How Not to Combat Disinvestment

Originally published in City Journal

Wholesale property tax cuts are fairer and more effective than special tax breaks

One of Baltimore’s favorite daughters, novelist Laura Lippmann, has said that her city “suffers from nostalgia” that “keeps us from being honest in talking about what really happened here.” And when we do talk about our city’s tragic decline, we’re often in denial about what happened. Though Baltimore has embraced progressive policies for generations—creating a public-housing authority before many other cities, electing only Democrats for over a half-century, and hiking property taxes 19 times between 1950 and 1975—the city’s political and opinion leaders almost invariably point to “a history of inequity” when assigning responsibility for its failures. That omits other contributors to the city’s population loss, homicide rate, and failing schools, such as an unfavorable tax environment.
 

Baltimore’s latest idea to treat its resident-flight problem commits the same error.
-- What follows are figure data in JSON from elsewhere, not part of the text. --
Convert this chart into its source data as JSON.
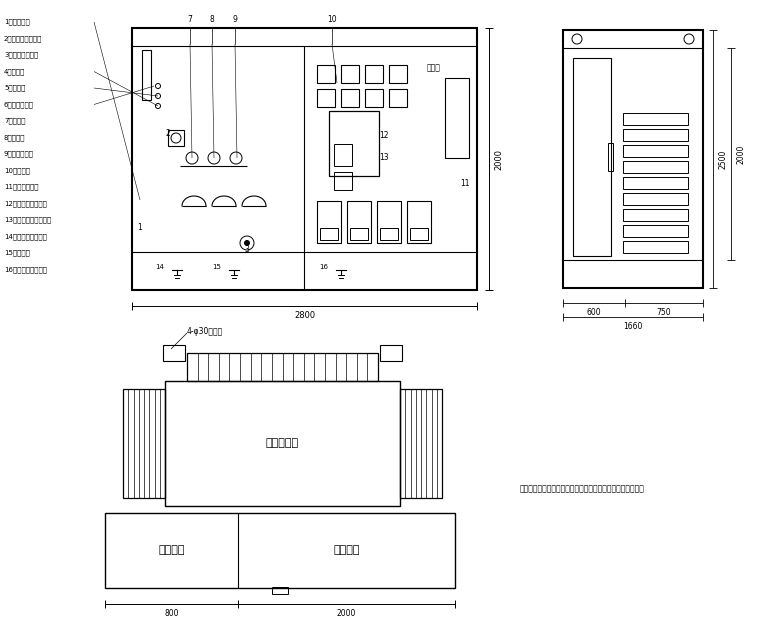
{
  "bg_color": "#ffffff",
  "line_color": "#000000",
  "legend_items": [
    "1、高压套管",
    "2、四位置负荷开关",
    "3、调压分接开关",
    "4、油位计",
    "5、注油口",
    "6、压力释放阀",
    "7、温度计",
    "8、压力表",
    "9、储油柜断器",
    "10、表计室",
    "11、无功补偿装",
    "12、低压侧主断路器",
    "13、低压侧自动断路器",
    "14、高压变接地端子",
    "15、放油阀",
    "16、低压变接地端子"
  ],
  "dim_front_width": "2800",
  "dim_front_height": "2000",
  "dim_side_width1": "600",
  "dim_side_width2": "750",
  "dim_side_total": "1660",
  "dim_side_height1": "2500",
  "dim_side_height2": "2000",
  "dim_bottom_width1": "800",
  "dim_bottom_width2": "2000",
  "label_electron": "电子表",
  "label_transformer_body": "变压器主体",
  "label_hv_cabinet": "高压间隔",
  "label_lv_cabinet": "低压间隔",
  "label_bolt": "4-φ30安装孔",
  "note_text": "说明：以上尺寸仅供作为参考，最终尺寸以厂家产品实制为准"
}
Presiding over a city with more than 16,000 vacant structures, city officials are proposing a nostalgia-inspired revival of the 1970s-era “dollar houses” program. Back then, the city sold abandoned properties for a buck to buyers who promised to fix them up and live in them a while. The fondly remembered program is often credited with starting a renaissance, but that’s an illusion: fewer than 200 houses were actually sold through the program, which did little to stem the city’s 13 percent population loss during that decade.
 

Addressing vacancies can help solve a city’s problems, but Baltimore would be better off tackling a major root cause of property abandonment: all those postwar tax hikes.
 

Baltimore has a unique political geography. It is completely surrounded by a separate jurisdiction—Baltimore County—with a property tax rate half the city’s. City residents are thus never more than a few miles away from a superior investment environment. For every $100,000 invested in city property, the annual principal, interest, and tax bill on a 30-year mortgage at 4 percent interest totals $8,084. That’s 17 percent more than on a similar investment in the county. Unless city properties deliver more amenities or receive improved services in exchange, investment dollars—and with them, people and jobs—will flow out of the city and toward the county.
 

The ill effects of this disinvestment and flight don’t show up overnight. As any homeowner or landlord knows, buildings decay slowly but inevitably. They require regular capital infusions (new roofs, upgraded kitchens) to maintain their value. Since the returns on such expenditures are lower in high-tax environments like Baltimore, they will be made with less frequency or not at all. Slow, steady decay will afflict such areas; lower-quality structures may eventually become uninhabitable and abandoned, reducing property values and hurting quality of life throughout a neighborhood.
 

Meantime, conscientious property owners who do invest fall victim to an adverse wealth effect. If you owned a $100,000 home in Baltimore County a decade ago, you might sell it for $200,000 today (per the Case-Shiller home price index). Anyone considering buying an identical house in the city, however, would be on the hook for those higher tax payments—which would be factored into its price. To match the monthly mortgage bill on the county property, the same city home could sell for only about $170,000. Effectively, the city homeowner has paid a $30,000 “wealth tax” over the last decade. That’s a problem for a city trying to retain existing residents and attract new ones—and, in a city that’s 62 percent black, a major obstacle to progress against the racial wealth gap.
 

Baltimore’s elected officials have known for decades that the city’s tax rate repels investment. Accordingly, they’ve doled out special tax breaks and subsidies to induce redevelopment. Virtually every major project in Baltimore in recent years has received such breaks. Resurrecting the dollar-house program, to which some cash grants from the federal-spending bonanza might be added for lucky qualifiers, is just the latest variation.
 

But census data clearly show that special breaks aren’t enough to hold back the disinvestment tide. And they’re wickedly unfair. Thanks to those subsidies, the effective tax rate on a multimillionaire’s luxury hotel may be a small fraction of that levied on an elderly widow’s modest rowhome.
 

If they want to unleash a broad-based, organic investment surge, cities suffering from disinvestment and flight simply must cut their property taxes to competitive levels. Being competitive in the pursuit of mobile capital is not an option but a necessity. And a well-planned, phased-in tax reform program need not do violence to short-term municipal budgets and services.
 

“A place doesn’t have to be perfect to be beloved,” says Lippman, the novelist, “and I love this city and I love it better for seeing its flaws.” Many Baltimoreans share that sentiment. But until we fix the policy flaw at the heart of the city’s economic struggles, there will be fewer of us to love it every year.
 

Stephen J. K. Walters is the author of Boom Towns: Restoring the Urban American Dream and chief economist at the Maryland Public Policy Institute.